Ce ne sont pas de simples constructions théoriques ou doctrinales, mais le produit d’une lente mais irrésistible évolution du droit et des relations internationales ; ils ont été forgés dans le réel historique et éprouvés par une application concrète. Le premier de ces principes est assez ancien : c’est celui du droit de tout peuple à la résistance à l’oppression ; le second, plus ancien encore, a été forgé au XVIe siècle et s’est développé au point de devenir le pivot autour duquel s’organisent les relations interétatiques ; c’est le principe de la souveraineté de l’Etat avec ses corollaires, le principe de l’égalité des Etats et celui de la non-intervention ; le quatrième est récent puisqu’il date d’un peu plus qu’une douzaine d’années : c’est «la responsabilité de protéger » — certains disent «le devoir de protéger » —, principe qui oblige la communauté internationale à secourir et défendre, au besoin par les armes, les peuples exposés, du fait de leurs gouvernants, à des violations massives des droits de l’homme. Les principes de souveraineté, d’égalité et de non-intervention sont systématiquement invoqués par les Etats et gouvernements qui pratiquent des politiques autoritaires et n’aiment pas qu’on se mêle de leurs affaires. «Charbonnier est maître chez soi», avait dit devant la SDN le ministre nazi Goebbels, ajoutant pour être bien compris : «Nous n’avons de compte à rendre ni à l’Humanité ni à la Société des nations.» Le droit de résistance à l’oppression et le devoir de protection sont par contre revendiqués par les peuples opprimés et réprimés. «Ce qui fait la noblesse de l’esclave, c’est sa révolte », a observé le philosophe Nietzsche. Apparemment, ces principes s’excluent mutuellement. Cependant, la communauté internationale n’en exclut aucun. Elle en confirme la validité et les applique toujours ; en les relativisant, elle parvient sinon à les concilier, du moins à les rendre compatibles. C’est ce que l’on va essayer de montrer dans cette étude cursive.
Le droit à la résistance
La disposition normative de base qui consacre le droit des peuples à la résistance contre l’oppression est contenue dans le préambule de la Charte universelle des droits de l’homme, adoptée par l’assemblée générale des Nations unies, à Paris, le 10 décembre 1948 ; cette disposition est ainsi rédigée : «Considérant qu'il est essentiel que les droits de l'homme soient protégés par un régime de droit pour que l'homme ne soit pas contraint, en suprême recours, à la révolte contre la tyrannie et l'oppression.» C’est un droit, certes de dernier recours, mais un droit quand même. En effet, qui peut admettre qu’un peuple violemment opprimé et sévèrement réprimé reste sans recours et sans secours ? Les rédacteurs de la Charte, parmi lesquels il faut citer l’ancien résistant et ambassadeur, Stéphane Hessel, partisan, aussi enthousiaste qu’il y a soixante ans, d’un ordre international fondé sur le droit et respectueux de la dignité humaine ; les autres membres étaient des cadres supérieurs, de hauts fonctionnaires, des experts en questions juridiques. Ils se sont tous inspirés, dans leur travail, de trois textes fondateurs, qui sont dans l’ordre chronologique :
Les auteurs de ces trois documents étaient des politiques, des insurgés, ou mieux encore des révolutionnaires. D’où les différences de forme et parfois aussi de fond entre ces divers instruments juridiques, d’une part, et la Charte de 1948, d’autre part.

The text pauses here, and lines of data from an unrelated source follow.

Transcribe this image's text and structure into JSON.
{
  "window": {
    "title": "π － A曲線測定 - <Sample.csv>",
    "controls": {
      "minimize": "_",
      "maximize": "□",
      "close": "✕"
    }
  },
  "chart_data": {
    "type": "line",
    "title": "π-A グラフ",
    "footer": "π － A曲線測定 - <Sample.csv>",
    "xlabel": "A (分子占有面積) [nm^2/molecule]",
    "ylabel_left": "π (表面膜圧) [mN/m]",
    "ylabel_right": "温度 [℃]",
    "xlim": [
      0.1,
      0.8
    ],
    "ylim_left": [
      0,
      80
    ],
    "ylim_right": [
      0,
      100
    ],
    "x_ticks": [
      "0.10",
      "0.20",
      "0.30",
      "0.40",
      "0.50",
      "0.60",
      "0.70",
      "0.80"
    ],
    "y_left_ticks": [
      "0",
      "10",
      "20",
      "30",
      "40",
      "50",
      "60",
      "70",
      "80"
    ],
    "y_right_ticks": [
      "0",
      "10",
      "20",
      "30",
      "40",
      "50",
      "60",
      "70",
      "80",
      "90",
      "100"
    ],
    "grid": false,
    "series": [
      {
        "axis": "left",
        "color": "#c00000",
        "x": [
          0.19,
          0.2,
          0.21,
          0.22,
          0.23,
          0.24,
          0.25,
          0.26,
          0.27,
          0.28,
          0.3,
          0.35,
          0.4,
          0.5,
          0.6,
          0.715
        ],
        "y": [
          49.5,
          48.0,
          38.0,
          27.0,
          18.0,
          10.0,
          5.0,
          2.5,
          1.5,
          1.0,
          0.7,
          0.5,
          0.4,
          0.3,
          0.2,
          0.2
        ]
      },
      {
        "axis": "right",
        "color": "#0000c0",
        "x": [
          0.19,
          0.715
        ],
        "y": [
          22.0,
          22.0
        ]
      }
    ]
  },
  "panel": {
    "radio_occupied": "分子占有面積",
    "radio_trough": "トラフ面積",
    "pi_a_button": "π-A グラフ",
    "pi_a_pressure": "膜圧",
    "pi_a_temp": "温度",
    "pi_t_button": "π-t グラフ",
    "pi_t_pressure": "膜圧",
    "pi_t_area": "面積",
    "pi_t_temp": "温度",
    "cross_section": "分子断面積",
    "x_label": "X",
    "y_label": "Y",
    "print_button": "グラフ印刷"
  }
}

La formulation retenue par Thomas Jefferson, l’insurgé qui deviendra quatre ans plus tard président des Etats-Unis, est la suivante : «Les gouvernements sont établis parmi les hommes pour garantir les droits, et leur juste pouvoir émane du consentement des gouvernés. Toutes les fois qu'une forme de gouvernement devient destructive de ce but, le peuple a le droit de la changer ou de l'abolir et d'établir un nouveau gouvernement.» La Charte adoptée en 1789, au début donc de la Révolution française, par les «représentants du peuple» réunis en assemblée constituante, utilise des termes plus catégoriques ; son article 2 stipule en effet : «Le but de toute association politique est la conservation des droits naturels et imprescriptibles de l'Homme. Ces droits sont la liberté, la propriété, la sûreté, et la résistance à l'oppression.»
On se rend bien compte que l’on est monté d’un cran par rapport à la formulation de la charte américaine. Quant à la Charte de 1793, adoptée par La Convention qui a fait décapiter le roi de France et instauré le régime de la Terreur, elle est évidemment encore plus radicale que la précédente ; elle consacre à la question quatre articles dans lesquels on trouve ces mots très significatifs de résistance, oppression, tyrannie et insurrection ; il est intéressant de rappeler ici, dans son libellé complet, l’article 35 : «Quand le gouvernement viole les droits du peuple, l’insurrection est, pour le peuple et pour chaque portion du peuple, le plus sacré des droits et le plus indispensable des devoirs.» On comprend aisément que de par leur formation, les fonctions publiques exercées, leur qualité de représentants d’Etats et de gouvernements, les rédacteurs de la Charte de 1948 ne pouvaient utiliser des propos aussi radicaux ; ils ont dû, au contraire, faire montre de beaucoup de retenue et de réserve, afin que la Charte, en étant la plus consensuelle possible, soit approuvée par tous et obtienne vite les ratifications nécessaires à sa mise en vigueur.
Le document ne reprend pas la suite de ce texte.